Non si può pensare di lavorare bene con gruppi superiori ai 25 alunni: le cosiddette “classi pollaio” non sono affatto funzionali all’apprendimento. L’ideale sarebbe lavorare con gruppi classe tra i 20 e i 25 alunni, perché la priorità per ogni insegnante deve essere quella di far funzionare la classe come gruppo. Quindi è importantissimo nei primi giorni di scuola costruire l’appartenenza al gruppo classe attraverso attività di carattere socio-affettivo che permettano agli alunni di riconoscersi tra loro, di costruire una coesione, un senso di appartenenza a una comune esperienza di apprendimento.
In tal senso sono particolarmente utili le attività di ritualizzazione: all’inizio della giornata scolastica è importante dedicare un momento per ritrovarsi come gruppo; mantenere uno spazio per la gestione dei conflitti; scandire l’anno scolastico con momenti significativi e comuni (come la gita, lo spettacolo, la festa) in cui i bambini siano coinvolti in prima persona. Esistono poi molti altri accorgimenti, come disporre i banchi in modo che prevalga la possibilità per gli alunni di lavorare insieme, di comunicare, di confrontarsi.
Per concludere, un appello finale: non cercate la scuola dove far vincere i vostri figli. Cercate la scuola dove gli alunni collaborano per imparare assieme.
Mentre l’Italia si affanna a emanare il progetto di riforma della Buona Scuola, imperniata sulla triade competizione-valutazione-merito, la Finlandia si affretta a riformare la sua di scuola che, a dire il vero, godeva già di ottima salute. Il modello scolastico finlandese è, infatti, uno dei più avanzati e più studiati al mondo. Il nuovo modello pedagogico, già partito da due anni e, secondo le stime, destinato a soppiantare completamente il vecchio entro il 2020, prevede la sostituzione delle classiche “materie” scolastiche con aree tematiche, o “argomenti” all’interno dei quali si affronta in modo trasversale lo studio di tutti gli aspetti che quel determinato tema coinvolge. Per esempio, gli studenti di alcuni licei finlandesi possono studiare “Unione Europea”, una materia che comprende princìpi basilari di economia, di storia degli Stati e delle lingue che si parlano nelle nazioni dell’UE.

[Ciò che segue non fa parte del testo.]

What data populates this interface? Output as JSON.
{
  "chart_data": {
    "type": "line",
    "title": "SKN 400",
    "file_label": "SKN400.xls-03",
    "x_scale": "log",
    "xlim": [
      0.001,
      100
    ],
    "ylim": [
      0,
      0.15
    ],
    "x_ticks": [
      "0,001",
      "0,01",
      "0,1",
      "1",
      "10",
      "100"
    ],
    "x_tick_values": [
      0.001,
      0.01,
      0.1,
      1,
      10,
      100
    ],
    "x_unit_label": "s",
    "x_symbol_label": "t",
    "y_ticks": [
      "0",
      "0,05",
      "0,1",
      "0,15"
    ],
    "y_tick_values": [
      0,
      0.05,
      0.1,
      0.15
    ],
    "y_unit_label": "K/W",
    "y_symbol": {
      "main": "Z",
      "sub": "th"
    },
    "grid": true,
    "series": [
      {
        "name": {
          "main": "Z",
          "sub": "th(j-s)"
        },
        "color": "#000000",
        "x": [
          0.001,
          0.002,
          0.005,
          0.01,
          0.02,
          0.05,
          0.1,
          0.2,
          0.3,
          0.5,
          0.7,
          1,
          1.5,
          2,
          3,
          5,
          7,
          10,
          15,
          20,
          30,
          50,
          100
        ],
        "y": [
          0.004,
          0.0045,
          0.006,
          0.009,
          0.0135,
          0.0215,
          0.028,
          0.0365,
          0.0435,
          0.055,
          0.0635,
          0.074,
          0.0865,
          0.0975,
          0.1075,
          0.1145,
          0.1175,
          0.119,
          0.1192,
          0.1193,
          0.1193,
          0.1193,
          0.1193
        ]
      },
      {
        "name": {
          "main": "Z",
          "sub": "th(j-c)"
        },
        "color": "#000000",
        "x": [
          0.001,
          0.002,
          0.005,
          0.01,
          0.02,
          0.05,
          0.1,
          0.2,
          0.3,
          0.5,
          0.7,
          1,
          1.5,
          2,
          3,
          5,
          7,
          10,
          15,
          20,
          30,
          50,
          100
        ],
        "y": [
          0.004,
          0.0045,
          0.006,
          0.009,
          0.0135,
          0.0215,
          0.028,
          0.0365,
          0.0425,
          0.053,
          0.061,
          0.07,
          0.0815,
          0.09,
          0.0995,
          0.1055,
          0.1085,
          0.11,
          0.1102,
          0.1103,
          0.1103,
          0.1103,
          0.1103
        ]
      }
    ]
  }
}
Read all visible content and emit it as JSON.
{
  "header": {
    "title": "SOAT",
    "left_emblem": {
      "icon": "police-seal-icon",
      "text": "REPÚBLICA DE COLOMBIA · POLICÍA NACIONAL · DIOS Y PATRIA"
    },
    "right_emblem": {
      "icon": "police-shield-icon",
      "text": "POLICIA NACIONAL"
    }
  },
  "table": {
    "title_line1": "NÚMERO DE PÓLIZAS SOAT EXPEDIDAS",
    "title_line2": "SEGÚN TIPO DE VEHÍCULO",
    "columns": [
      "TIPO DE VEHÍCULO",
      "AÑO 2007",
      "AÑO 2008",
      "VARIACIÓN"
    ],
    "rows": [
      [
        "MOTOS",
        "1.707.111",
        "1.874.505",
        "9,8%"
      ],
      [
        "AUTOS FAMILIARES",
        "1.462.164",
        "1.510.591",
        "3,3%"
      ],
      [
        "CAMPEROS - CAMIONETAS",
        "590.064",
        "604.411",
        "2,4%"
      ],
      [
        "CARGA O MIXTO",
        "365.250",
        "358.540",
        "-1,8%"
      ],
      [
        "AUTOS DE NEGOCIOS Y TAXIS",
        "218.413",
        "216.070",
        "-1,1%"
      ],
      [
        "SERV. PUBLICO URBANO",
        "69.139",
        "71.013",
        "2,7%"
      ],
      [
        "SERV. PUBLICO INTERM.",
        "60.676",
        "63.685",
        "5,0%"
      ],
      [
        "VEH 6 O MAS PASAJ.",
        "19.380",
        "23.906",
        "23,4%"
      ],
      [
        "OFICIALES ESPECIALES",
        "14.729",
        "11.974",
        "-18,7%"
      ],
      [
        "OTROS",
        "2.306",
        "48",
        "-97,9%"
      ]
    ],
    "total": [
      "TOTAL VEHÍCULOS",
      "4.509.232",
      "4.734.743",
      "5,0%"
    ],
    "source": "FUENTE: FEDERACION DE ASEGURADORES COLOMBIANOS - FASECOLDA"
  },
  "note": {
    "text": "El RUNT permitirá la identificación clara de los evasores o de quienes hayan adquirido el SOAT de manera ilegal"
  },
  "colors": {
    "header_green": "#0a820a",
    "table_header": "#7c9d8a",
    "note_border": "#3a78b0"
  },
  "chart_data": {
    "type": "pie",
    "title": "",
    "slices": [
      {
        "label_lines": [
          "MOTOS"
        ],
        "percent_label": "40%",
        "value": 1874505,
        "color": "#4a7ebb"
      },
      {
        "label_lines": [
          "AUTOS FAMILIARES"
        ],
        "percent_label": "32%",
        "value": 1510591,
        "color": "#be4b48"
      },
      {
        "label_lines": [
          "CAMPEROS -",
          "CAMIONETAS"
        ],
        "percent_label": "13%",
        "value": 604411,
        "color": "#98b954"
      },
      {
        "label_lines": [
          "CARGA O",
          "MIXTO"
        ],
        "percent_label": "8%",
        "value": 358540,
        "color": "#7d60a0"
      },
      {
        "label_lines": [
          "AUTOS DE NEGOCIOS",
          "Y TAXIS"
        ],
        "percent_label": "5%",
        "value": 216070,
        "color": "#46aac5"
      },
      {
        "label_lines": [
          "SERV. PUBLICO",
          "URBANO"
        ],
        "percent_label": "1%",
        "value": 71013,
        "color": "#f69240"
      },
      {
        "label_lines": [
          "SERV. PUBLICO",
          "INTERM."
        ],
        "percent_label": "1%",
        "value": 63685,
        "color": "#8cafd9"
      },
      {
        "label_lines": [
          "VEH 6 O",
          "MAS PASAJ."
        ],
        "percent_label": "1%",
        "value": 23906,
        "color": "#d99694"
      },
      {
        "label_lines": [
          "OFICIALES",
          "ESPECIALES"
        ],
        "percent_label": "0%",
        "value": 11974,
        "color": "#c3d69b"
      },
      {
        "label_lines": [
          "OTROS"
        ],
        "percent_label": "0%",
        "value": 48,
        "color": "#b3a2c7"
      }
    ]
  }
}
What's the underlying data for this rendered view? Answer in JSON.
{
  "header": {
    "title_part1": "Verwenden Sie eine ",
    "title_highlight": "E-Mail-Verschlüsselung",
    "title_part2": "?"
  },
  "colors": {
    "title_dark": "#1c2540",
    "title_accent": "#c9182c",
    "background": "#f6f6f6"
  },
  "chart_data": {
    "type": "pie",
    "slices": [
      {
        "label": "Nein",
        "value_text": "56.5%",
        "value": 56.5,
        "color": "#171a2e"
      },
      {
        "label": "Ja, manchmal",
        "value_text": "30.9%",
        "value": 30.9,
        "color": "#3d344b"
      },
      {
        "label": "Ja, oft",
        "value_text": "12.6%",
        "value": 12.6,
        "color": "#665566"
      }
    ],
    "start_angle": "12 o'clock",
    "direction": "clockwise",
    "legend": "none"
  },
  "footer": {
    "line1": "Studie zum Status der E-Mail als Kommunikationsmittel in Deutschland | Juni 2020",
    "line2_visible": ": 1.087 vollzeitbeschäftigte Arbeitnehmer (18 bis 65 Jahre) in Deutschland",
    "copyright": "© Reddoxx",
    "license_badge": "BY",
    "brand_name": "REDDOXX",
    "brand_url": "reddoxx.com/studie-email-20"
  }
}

La tradizionale lezione frontale, con il professore che spiega e gli alunni che ascoltano, finirà definitivamente nel dimenticatoio: gli studenti finlandesi verranno organizzati in piccoli gruppi che affronteranno problemi di diversa natura, facendo esperienza dei propri apprendimenti e lavorando insieme. La maggior parte degli insegnanti ha già ricevuto una formazione per poter lavorare secondo il nuovo modello scolastico e il governo finlandese si è impegnato a fornire un incentivo economico a tutti gli insegnanti che aderiscono volontariamente a questo nuovo modello.